Whack off every other day or so on matters pop-cultural. Stuff I’m reading, stuff I’m crazy for.

  1. Talk a lot about the making of Tinsel, which is a nonfiction narrative about Christmas, America, baby Jesus, the economy, three families, and a modern-day exurb outside of Dallas called Frisco. When I was down in the dumps writing Tinsel, I loved to read other authors’ blogs about process – down to things like word counts, what font people type their manuscripts in, how the editing is going, galley proofs, debates over the cover art, how to get inspired, all the highs and lows. Between now and the release date, I’ll slowly recount the story of how I pitched, reported, wrote and edited the book. And when you’re good and bored and Christmas is at our throats again, I’ll file dispatches from the skirt-hitching phase, as I try to attract customers and do readings in bookstores, etc.
  2. Muse often about the pitfalls and joys of writing creative nonfiction – working so hard to get everything exactly right, and yet also trying to make art out of journalism.
  3. Write about stuff I see and do – other people’s book parties, trips to the mall to watch the shopocalypse, etc.
  4. Link to stuff that pertains to #2, especially as the Christmas season approaches and the shopping malls struggle to lure the consumer species back to its natural habitat.
  5. Share feedback I’m getting about the book, even if it’s unkind or runs counter to the story I’ve told. Also, answer questions.

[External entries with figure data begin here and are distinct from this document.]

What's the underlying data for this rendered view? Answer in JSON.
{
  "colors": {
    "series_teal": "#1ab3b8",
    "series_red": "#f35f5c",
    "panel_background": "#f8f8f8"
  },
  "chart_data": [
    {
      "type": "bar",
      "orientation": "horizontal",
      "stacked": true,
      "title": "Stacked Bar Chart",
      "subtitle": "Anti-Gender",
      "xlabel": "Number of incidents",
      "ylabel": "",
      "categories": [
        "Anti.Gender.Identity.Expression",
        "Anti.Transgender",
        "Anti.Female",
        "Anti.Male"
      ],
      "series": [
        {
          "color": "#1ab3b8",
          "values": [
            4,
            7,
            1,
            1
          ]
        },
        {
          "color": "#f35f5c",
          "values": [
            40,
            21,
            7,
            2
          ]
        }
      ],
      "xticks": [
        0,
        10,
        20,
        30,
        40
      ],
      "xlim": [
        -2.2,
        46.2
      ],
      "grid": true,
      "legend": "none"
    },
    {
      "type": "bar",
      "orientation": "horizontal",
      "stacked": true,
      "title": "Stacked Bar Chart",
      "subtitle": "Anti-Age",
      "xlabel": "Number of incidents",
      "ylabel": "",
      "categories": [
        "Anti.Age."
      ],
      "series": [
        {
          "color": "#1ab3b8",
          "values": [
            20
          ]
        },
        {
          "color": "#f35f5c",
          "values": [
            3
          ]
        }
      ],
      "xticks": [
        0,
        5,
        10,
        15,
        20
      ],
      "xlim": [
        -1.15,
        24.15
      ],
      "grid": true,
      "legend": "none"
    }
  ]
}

If I could be any blogger in the whole world, I would be Nancy Nall. I’ve read her every day for five or six years and you should too. Nancy, who found life beyond newsprint, treats her blog like a morning stretch before her real work begins, but seems always sharp. It will take me a long time to do it with the agility and smarts that she does – but that’s my hope.

Now it’s launched. Have a look around the rest of hankstuever.com and tell me anything you think I should know.

5 Comments

  1. blathering on July 14, 2009 at 11:12 pm

    Welcome to the blogosphere. My only Christmas contribution is
    another blog but it features “a cavalcade of bad nativities.”
    Enjoy!
    http://www.goingjesus.com/cavalcade1.shtml

  2. Jolene on July 15, 2009 at 9:55 am

    Three tecnical suggestions.

    1. Your blog needs a favicon. You can find favicon generators
    online. I’ve never used one, so I can’t recommend anything, but it
    appears that there are several you could try. Am not sure whether
    it would work to use something with as much detail as your book
    cover, but perhaps you could work w/ your cover designer to create
    something that used the T from the title and the squiggle
    surrounding it. Or whatever.

    2. You need to do whatever needs to be done to make the text wrap
    in this comment box. I’m having to hit return to see what I’m
    typing because, without returns, the text disappears under the edge
    of the comment box.

    3. Consider adding a preview or edit function of some sort.

    Am looking forward to being a regular reader. I’ve missed you
    since you became an editor, so this will be fun.

    And, by the way, you’re right about Nancy. She’s the best.

  3. MichaelG on July 15, 2009 at 10:09 am

    Welcome. I’ve enjoyed your columns immensely. There are too few really good writers and I’ve always thought you were one. I have to admit I’ve mooched your stuff on line rather than buying the WaPo but then I live in CA. I’ll be following along and oh, yes, Nancy sent me.

  4. The Subtle Rudder on July 15, 2009 at 10:15 am

    Welcome, and glad you’re here. I loved Off-ramp and I read Nancy Nall, so it’s a pleasure that those 2 things have collided.

  5. pato' on July 15, 2009 at 10:37 pm

    Also a big fan over the years, Hank, and yeah, a daily Nancy Naller, too. Looking forward to your take from the blogosphere.